Customer: “Well, the contacts are too expensive! I couldn’t afford enough of them.”

Me: “Then, might I recommend you get glasses instead? We have a large selection of frames to choose from.”

Customer: “Glasses make people look stupid.”

Me: *laughs awkwardly, as all the other employees wear glasses, as do I* “Well, actually…”

Customer: “I don’t want glasses; I want contacts, and I’m not going to pay for things I didn’t ask for. If you don’t want people to get eye infections, you need to sell contacts cheaper.”

Me: “Ma’am, if you don’t pay for your visit, we cannot provide you with a prescription for contacts.”

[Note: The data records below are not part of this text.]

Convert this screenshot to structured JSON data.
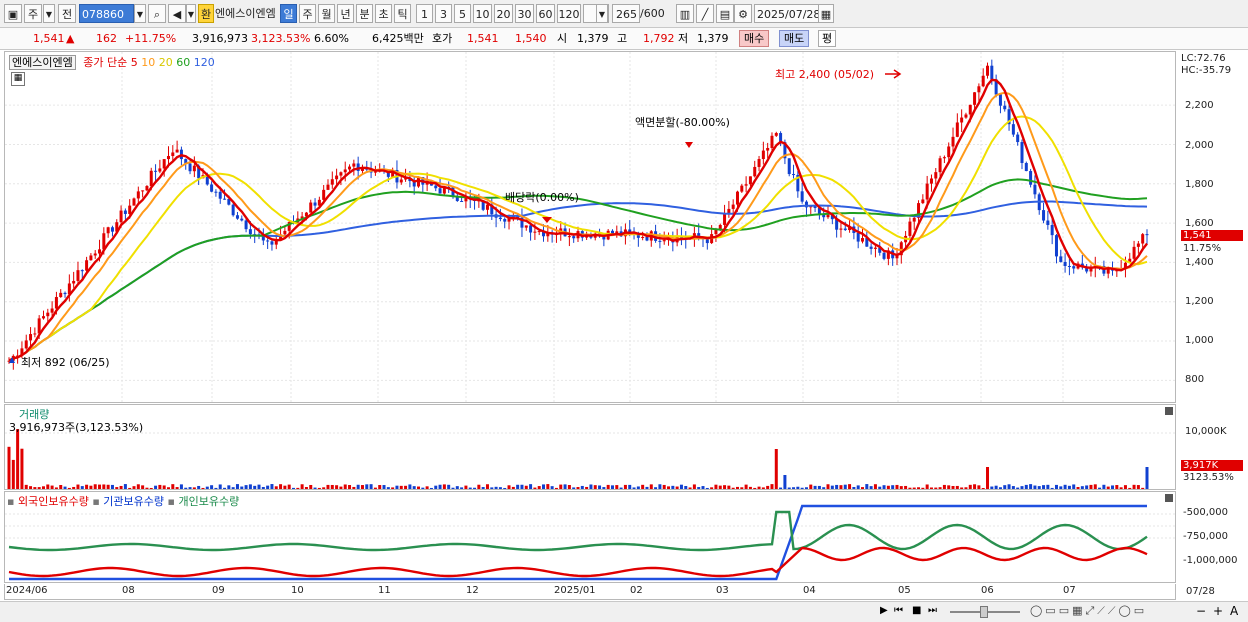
{
  "toolbar": {
    "main_label": "주",
    "prev_label": "전",
    "code_value": "078860",
    "currency_label": "환",
    "stock_name": "엔에스이엔엠",
    "period_tabs": [
      "일",
      "주",
      "월",
      "년",
      "분",
      "초",
      "틱"
    ],
    "interval_buttons": [
      "1",
      "3",
      "5",
      "10",
      "20",
      "30",
      "60",
      "120"
    ],
    "count_value": "265",
    "count_total": "/600",
    "date_value": "2025/07/28"
  },
  "quote": {
    "price": "1,541",
    "change_arrow": "▲",
    "change": "162",
    "change_pct": "+11.75%",
    "volume": "3,916,973",
    "volume_ratio": "3,123.53%",
    "turnover": "6.60%",
    "amount": "6,425백만",
    "hoga_label": "호가",
    "ask": "1,541",
    "bid": "1,540",
    "open_label": "시",
    "open": "1,379",
    "high_label": "고",
    "high": "1,792",
    "low_label": "저",
    "low": "1,379",
    "buy_label": "매수",
    "sell_label": "매도",
    "eval_label": "평"
  },
  "price_panel": {
    "name": "엔에스이엔엠",
    "legend_prefix": "종가 단순",
    "ma_labels": [
      "5",
      "10",
      "20",
      "60",
      "120"
    ],
    "lc": "LC:72.76",
    "hc": "HC:-35.79",
    "y_labels": [
      "2,200",
      "2,000",
      "1,800",
      "1,600",
      "1,400",
      "1,200",
      "1,000",
      "800"
    ],
    "current_tag": "1,541",
    "current_pct": "11.75%",
    "high_annotation": "최고 2,400 (05/02)",
    "low_annotation": "최저 892 (06/25)",
    "split_annotation": "액면분할(-80.00%)",
    "dividend_annotation": "배당락(0.00%)"
  },
  "volume_panel": {
    "title": "거래량",
    "value_label": "3,916,973주(3,123.53%)",
    "y_label": "10,000K",
    "current_tag": "3,917K",
    "current_pct": "3123.53%"
  },
  "holding_panel": {
    "legend": [
      "외국인보유수량",
      "기관보유수량",
      "개인보유수량"
    ],
    "y_labels": [
      "-500,000",
      "-750,000",
      "-1,000,000"
    ]
  },
  "x_axis": {
    "labels": [
      "2024/06",
      "08",
      "09",
      "10",
      "11",
      "12",
      "2025/01",
      "02",
      "03",
      "04",
      "05",
      "06",
      "07"
    ],
    "right_label": "07/28"
  },
  "chart_data": {
    "type": "candlestick",
    "x_start": "2024/06",
    "x_end": "2025/07/28",
    "y_range": [
      800,
      2400
    ],
    "series_colors": {
      "ma5": "#e00000",
      "ma10": "#ff9a1a",
      "ma20": "#f0e000",
      "ma60": "#20a020",
      "ma120": "#3060e0"
    },
    "close_samples": [
      {
        "x": "2024/06/25",
        "y": 892
      },
      {
        "x": "2024/08",
        "y": 1980
      },
      {
        "x": "2024/09",
        "y": 1480
      },
      {
        "x": "2024/10",
        "y": 1900
      },
      {
        "x": "2024/11",
        "y": 1760
      },
      {
        "x": "2024/12",
        "y": 1560
      },
      {
        "x": "2025/01",
        "y": 1540
      },
      {
        "x": "2025/02",
        "y": 1520
      },
      {
        "x": "2025/02/20",
        "y": 2050
      },
      {
        "x": "2025/03",
        "y": 1700
      },
      {
        "x": "2025/04",
        "y": 1420
      },
      {
        "x": "2025/05/02",
        "y": 2400
      },
      {
        "x": "2025/06",
        "y": 1400
      },
      {
        "x": "2025/07",
        "y": 1340
      },
      {
        "x": "2025/07/28",
        "y": 1541
      }
    ]
  }
}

Customer: “That’s just unprofessional!” *pays and then flounces out of office*

Bean There, Done Cat

, , , , , , | Healthy | January 16, 2018

(I am playing with one of the clinic cats, Bean, and toss a toy to him. Unfortunately, I miss and hit him in the face, though he doesn’t seem to mind. Bean is cute, but he’s not the brightest cat ever. Later, I am telling the vet about it.)

Me: “I feel kind of bad. I beaned Bean in the head with a toy.”

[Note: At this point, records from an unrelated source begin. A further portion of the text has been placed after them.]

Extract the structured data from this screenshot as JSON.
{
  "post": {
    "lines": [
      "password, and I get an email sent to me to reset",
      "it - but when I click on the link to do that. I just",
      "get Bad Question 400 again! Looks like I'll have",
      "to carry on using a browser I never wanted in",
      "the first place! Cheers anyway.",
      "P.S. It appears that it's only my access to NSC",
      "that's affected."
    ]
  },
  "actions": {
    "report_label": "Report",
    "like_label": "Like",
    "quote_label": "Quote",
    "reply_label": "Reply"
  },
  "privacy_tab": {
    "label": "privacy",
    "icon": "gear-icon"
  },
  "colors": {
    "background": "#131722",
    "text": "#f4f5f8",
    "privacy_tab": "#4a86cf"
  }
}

Doctor: “That’s okay; there’s nothing up there, anyway.”

The Needling Issue Doesn’t Have To Be

, , , , | Healthy | January 16, 2018

Due to a chronic condition, I needed to have a series of blood tests done, some of which required larger gauge needles than normal. I headed to the hospital closest to my apartment in Tokyo, waited to see the specialist, and got my notes to take to the blood draw lab reception.

The intake nurses were a bit flustered to be treating me, but my Japanese was good enough that I got through the first steps just fine. Then, I headed into the blood test room and the nurse there started telling me that the tests would hurt, the needles are pretty big, etc., and that in Japan, they don’t use skin-numbing cream. I assured her that I’d be fine, but she didn’t believe me and stomped out of the room to find a nurse that spoke English, despite the fact that we had been conversing in Japanese just fine.

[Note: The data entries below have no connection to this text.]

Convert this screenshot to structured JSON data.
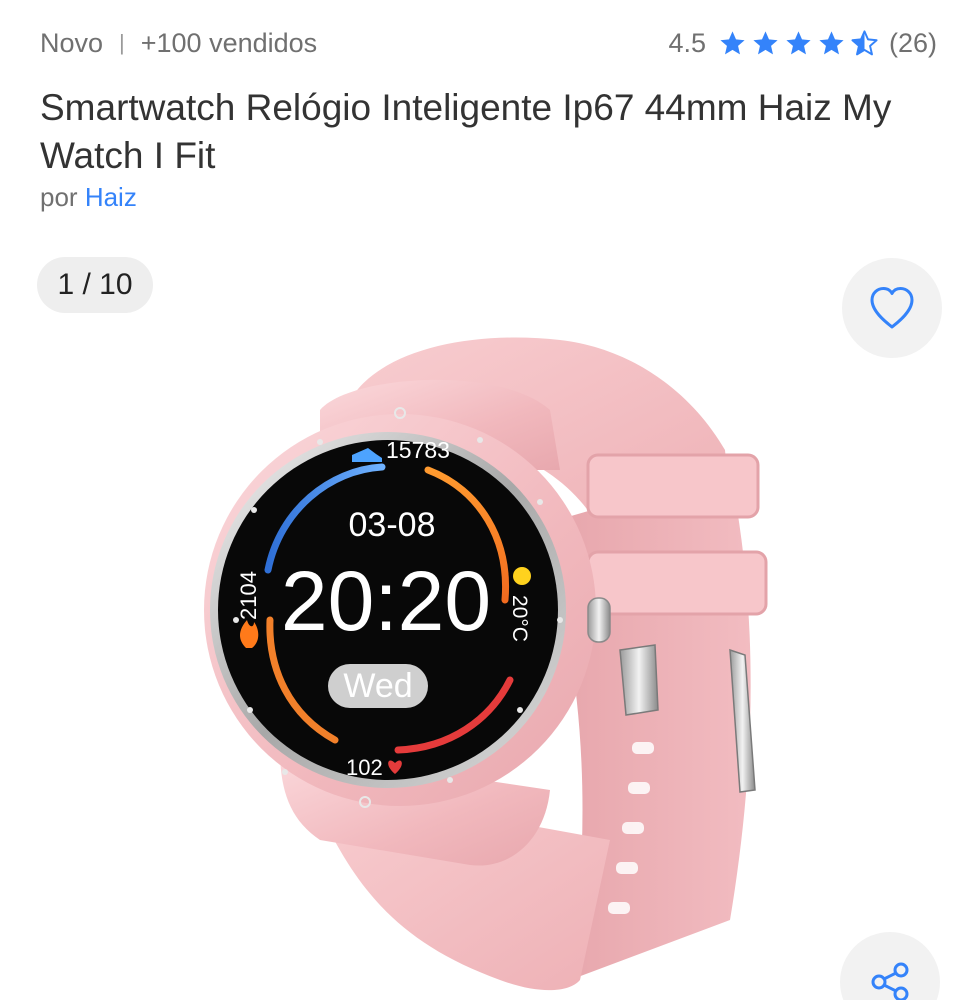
{
  "header": {
    "condition": "Novo",
    "separator": "|",
    "sold": "+100 vendidos",
    "rating": {
      "score": "4.5",
      "value": 4.5,
      "max": 5,
      "count": "(26)"
    }
  },
  "product": {
    "title": "Smartwatch Relógio Inteligente Ip67 44mm Haiz My Watch I Fit",
    "seller_prefix": "por",
    "seller_name": "Haiz"
  },
  "gallery": {
    "counter": "1 / 10",
    "current": 1,
    "total": 10
  },
  "watch_face": {
    "steps": "15783",
    "date": "03-08",
    "time": "20:20",
    "day": "Wed",
    "calories": "2104",
    "temperature": "20°C",
    "heart_rate": "102"
  },
  "icons": {
    "favorite": "heart-icon",
    "share": "share-icon",
    "star": "star-icon"
  },
  "colors": {
    "accent": "#3483fa",
    "watch_pink": "#f4c0c4",
    "text_primary": "#333333",
    "text_secondary": "#707070"
  }
}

I took off my cardigan, and my heavily-tattooed arms were now visible, right when the nurse came back, dragging a young doctor behind her. He looked at me and said to the nurse, “I think she’s okay with needles,” then burst out laughing as the nurse just gawked at me. Turns out I was the first foreign patient she’d ever taken blood from and she was terrified I’d flip out or faint because of the needles.